Former teammates applaud Thomas
White Sox players react to Big Hurt's 500th home run
ST. PETERSBURG -- On a 1-2 pitch from Minnesota's Carlos Silva during the first inning of Thursday afternoon's contest with the Blue Jays, Frank Thomas launched a drive into the Metrodome's left-field stands to become the 21st member of Major League Baseball's 500 home run club.
But Thomas might end up as the first of four or five new members to reach this exclusive fraternity before the 2007 season comes to a close. The Yankees' Alex Rodriguez currently sits at 492, and with the way he has been crushing the baseball, Rodriguez could reach the 500 mark by the All-Star break.
Manny Ramirez has 481 home runs, followed by Gary Sheffield at 472. Jim Thome ranks slightly above the pair, entering Thursday's series finale against the Devil Rays with 482 career blasts. Thome verbally applauded Thomas for this latest impressive accomplishment, although he didn't have the chance to watch it live on television.
"I had just gotten in [to the clubhouse], and they said he did it," said Thome, who needs 18 home runs to hit the 500-home run plateau. "That's awesome, a great achievement.
"There's a special group of guys in there, you know. I've said that. I think it takes a long time in order to accomplish something that; you have to play a long time. Ultimately, you have to be pretty healthy in order to something like that.
"It's pretty cool, it is," Thome added. "I didn't really come up with him, but playing in the same division for years, it's neat to see somebody accomplish that. It's a great feat, for sure."
Thomas spent 16 seasons with the White Sox, holding career franchise records in 11 separate offensive categories. The Big Hurt, an apropos nickname given to Thomas by White Sox television announcer Ken "Hawk" Harrelson for the way he roped the baseball, launched 448 long balls with Chicago despite never hitting more than 43 in a single season.
His departure after the 2005 season came with more than its fair share of acrimony and controversy, although Thomas was warmly received by the White Sox faithful upon his return to U.S. Cellular Field last May with Oakland. Thomas and the Blue Jays, the third team of his illustrious career, make their only trip to Chicago from July 27-29.
These home run numbers put up by all of the sluggers chasing 500 in 2007 become even more impressive when factoring in how they reached this goal the right way. In this day and age of accusation and innuendo regarding performance enhancers, Thomas and Thome have followed the path of hard work to success.
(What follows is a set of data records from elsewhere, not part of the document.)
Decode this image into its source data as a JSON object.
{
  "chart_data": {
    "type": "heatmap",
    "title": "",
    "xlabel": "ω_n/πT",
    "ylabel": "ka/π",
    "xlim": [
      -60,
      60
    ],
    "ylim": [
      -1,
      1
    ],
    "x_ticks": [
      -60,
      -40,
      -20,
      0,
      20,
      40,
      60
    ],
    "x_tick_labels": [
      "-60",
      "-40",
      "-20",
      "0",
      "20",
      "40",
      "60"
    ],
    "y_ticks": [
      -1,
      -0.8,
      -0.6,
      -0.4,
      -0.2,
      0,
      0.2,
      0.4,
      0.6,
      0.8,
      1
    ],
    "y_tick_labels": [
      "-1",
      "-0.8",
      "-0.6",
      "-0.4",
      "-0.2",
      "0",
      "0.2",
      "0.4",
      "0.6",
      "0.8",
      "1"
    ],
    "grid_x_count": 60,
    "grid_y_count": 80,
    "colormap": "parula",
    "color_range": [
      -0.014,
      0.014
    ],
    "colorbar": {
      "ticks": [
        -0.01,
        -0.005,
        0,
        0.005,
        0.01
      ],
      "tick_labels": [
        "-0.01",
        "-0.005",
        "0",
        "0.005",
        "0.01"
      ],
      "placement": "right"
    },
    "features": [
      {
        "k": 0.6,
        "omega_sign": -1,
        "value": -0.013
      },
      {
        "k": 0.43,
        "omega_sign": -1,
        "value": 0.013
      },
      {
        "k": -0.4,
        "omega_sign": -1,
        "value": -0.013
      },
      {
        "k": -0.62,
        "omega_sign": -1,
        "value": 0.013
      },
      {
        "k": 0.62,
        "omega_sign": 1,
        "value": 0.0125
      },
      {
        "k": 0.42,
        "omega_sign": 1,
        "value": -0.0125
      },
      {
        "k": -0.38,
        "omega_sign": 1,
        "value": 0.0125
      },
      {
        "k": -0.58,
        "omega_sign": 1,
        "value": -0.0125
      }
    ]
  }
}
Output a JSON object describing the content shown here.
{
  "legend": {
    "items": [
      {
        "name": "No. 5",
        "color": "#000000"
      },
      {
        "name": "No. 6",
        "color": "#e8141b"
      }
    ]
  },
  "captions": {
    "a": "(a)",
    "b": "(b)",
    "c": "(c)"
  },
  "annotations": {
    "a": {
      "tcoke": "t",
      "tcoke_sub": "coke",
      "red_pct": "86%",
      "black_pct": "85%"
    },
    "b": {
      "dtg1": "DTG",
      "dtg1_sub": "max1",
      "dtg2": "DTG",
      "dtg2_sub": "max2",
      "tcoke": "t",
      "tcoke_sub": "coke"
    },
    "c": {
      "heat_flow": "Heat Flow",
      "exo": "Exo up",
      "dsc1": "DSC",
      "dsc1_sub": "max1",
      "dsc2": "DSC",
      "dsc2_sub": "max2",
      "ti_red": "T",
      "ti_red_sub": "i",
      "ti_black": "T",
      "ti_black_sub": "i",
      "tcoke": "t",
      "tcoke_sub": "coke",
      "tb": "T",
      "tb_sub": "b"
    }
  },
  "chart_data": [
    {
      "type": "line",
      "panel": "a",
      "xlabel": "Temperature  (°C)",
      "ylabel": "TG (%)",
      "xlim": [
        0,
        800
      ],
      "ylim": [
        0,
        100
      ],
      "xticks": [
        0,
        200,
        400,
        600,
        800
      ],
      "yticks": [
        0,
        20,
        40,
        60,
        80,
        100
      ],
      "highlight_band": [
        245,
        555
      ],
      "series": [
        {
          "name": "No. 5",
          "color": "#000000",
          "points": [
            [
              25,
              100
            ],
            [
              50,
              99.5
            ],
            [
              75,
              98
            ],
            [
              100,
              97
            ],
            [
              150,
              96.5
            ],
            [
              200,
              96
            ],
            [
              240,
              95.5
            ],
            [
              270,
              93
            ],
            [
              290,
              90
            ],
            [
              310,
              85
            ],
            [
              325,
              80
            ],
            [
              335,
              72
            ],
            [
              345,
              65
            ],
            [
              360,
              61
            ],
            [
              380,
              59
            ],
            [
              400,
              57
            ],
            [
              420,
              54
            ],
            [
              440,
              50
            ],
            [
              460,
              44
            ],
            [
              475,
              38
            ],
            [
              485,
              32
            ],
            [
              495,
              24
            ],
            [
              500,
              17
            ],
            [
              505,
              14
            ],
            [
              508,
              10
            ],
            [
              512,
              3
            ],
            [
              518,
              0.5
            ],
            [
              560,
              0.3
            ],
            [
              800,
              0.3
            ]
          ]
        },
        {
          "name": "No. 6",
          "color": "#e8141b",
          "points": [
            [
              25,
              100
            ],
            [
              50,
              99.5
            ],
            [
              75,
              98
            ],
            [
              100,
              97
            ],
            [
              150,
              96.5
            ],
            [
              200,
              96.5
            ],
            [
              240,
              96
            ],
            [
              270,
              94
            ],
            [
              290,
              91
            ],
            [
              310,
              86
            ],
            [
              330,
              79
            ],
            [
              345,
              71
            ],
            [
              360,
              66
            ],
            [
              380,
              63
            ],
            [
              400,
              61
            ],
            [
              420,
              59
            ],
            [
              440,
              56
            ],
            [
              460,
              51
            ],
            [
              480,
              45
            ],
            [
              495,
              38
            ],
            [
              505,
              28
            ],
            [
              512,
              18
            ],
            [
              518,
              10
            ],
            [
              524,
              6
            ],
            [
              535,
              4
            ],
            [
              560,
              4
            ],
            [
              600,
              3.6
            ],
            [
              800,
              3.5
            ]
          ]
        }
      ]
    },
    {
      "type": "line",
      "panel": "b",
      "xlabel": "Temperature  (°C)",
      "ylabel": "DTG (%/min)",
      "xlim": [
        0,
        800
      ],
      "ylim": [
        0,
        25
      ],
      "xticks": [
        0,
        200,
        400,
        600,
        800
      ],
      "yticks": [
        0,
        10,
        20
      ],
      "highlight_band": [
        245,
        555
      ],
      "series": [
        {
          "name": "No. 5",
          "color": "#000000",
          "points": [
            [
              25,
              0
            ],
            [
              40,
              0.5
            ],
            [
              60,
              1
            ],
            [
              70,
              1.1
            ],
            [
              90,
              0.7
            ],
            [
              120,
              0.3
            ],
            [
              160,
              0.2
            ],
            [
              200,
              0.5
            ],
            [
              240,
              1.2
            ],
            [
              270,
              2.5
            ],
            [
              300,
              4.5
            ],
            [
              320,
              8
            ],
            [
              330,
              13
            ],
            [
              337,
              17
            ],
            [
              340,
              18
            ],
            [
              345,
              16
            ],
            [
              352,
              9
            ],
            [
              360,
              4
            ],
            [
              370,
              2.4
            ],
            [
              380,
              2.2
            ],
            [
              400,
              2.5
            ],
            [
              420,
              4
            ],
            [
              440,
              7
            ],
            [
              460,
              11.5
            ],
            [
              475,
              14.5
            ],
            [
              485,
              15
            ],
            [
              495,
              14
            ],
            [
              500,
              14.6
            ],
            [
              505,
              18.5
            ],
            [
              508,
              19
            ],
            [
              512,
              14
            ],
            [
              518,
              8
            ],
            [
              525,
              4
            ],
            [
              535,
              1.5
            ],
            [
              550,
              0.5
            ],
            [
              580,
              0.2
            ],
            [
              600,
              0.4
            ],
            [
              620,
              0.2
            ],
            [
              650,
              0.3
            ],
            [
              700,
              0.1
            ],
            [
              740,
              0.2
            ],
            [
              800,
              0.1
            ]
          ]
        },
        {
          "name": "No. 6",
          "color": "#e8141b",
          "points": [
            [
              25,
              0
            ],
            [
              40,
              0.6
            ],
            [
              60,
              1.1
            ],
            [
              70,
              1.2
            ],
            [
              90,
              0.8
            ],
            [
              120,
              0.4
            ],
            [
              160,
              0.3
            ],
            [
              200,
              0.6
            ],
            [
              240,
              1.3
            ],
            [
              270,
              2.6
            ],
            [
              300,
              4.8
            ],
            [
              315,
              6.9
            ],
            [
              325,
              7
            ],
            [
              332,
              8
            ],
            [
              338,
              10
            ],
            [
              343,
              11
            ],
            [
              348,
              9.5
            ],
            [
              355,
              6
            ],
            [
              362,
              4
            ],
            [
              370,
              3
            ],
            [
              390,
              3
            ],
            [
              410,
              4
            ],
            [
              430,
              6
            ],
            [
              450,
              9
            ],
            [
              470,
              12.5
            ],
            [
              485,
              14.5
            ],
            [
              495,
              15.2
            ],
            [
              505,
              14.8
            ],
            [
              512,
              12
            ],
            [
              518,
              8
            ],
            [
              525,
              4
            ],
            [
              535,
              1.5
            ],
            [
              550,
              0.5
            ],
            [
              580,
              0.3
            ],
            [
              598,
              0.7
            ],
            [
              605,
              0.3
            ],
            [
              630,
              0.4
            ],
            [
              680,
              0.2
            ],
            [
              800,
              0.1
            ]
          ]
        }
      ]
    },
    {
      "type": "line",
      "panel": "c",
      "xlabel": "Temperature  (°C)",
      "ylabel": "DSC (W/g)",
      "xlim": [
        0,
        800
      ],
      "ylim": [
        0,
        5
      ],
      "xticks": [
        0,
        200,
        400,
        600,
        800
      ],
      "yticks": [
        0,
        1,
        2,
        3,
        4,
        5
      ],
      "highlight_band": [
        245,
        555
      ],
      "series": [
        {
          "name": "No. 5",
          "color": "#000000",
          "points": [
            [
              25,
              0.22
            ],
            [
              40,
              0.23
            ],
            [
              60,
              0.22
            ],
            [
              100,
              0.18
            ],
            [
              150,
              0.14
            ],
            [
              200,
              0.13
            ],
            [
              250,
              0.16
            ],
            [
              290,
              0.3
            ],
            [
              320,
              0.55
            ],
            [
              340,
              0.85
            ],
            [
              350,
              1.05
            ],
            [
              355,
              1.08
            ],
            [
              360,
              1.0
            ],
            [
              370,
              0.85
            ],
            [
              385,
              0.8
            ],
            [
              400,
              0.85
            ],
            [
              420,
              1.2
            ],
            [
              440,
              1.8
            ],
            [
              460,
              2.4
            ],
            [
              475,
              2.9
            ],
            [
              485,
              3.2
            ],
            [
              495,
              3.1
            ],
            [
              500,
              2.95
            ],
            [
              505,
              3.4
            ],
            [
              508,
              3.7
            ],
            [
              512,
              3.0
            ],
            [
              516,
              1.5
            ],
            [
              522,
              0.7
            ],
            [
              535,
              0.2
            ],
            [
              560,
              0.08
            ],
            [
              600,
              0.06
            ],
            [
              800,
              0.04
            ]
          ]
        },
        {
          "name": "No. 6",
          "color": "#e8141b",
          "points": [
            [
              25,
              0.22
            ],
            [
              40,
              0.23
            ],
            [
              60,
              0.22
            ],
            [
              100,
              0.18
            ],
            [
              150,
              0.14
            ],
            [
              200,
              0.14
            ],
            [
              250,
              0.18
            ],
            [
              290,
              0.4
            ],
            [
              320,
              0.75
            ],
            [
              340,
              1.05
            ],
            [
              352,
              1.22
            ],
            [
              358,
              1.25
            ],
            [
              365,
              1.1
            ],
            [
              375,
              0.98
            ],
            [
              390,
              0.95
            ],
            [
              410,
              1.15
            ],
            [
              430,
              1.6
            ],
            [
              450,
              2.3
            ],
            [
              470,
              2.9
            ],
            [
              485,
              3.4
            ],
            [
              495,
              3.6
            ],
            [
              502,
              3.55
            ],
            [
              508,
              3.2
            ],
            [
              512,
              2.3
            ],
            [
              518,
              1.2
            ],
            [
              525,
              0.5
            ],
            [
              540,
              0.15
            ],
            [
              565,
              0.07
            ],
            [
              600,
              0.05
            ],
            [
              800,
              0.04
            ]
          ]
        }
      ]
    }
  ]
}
"You just kind of went out and tried to survive, and come back the next year and do the same thing," said Thome, playing in his 17th Major League season. "That's what is kind of neat about the accomplishment Frank got. Over the period, to do that, you have to play a long time."
"Think of how many people have played the game and how hard it is to hit a home run. It's an impressive feat, especially since there have never been any rumors or controversy around the guy," said White Sox pitcher Jon Garland of Thomas, who homered twice off the White Sox right-hander upon his return to Chicago last season. "He consistently put up good numbers."
Garland left a congratulatory message on Thursday on Thomas' cellphone voicemail. Mark Buehrle, involved in his own piece of personal history regarding a possible new multi-year deal, took time out to give a pat on the back to his former teammate.
"I liked the guy when he was here," said Buehrle, whom Thomas took deep during the first game of a four-game set one month ago in Toronto. "Obviously, getting to 500 home runs is a great feat. I might text him right now and tell him that it took him long enough."
With the severity of the ankle injuries Thomas dealt with during the team's championship season, some believed he might never play again, let alone be highly productive. Thomas always saw himself playing until at least he turned 40, while also wanting to reach 600 home runs.
In order to reach goal No. 2, the 39-year-old Thomas might need three or four years. But even if his home run total finished somewhere in the 500s, Thomas' body of work should be get enough to add Hall of Famer to his resume five years after he retires.
"A lot of hard work, a lot of time in the cage, a lot of ups and downs, a lot of just in general, not just when you succeed, but there are a lot of times you fail," said Thome of what 500 home runs means. "That's the even keel you have to keep. Just as easy as you can go bad, you can go the other way tomorrow. That's how you have to approach it."
"To do it [hit 500 home runs], the way he did it, and the other 20 guys throughout their careers, guys like Jim Thome, it's impressive," added Garland, who has one career home run. "Hitting the baseball is one of the toughest things to do."
Scott Merkin is a reporter for MLB.com. This story was not subject to the approval of Major League Baseball or its clubs.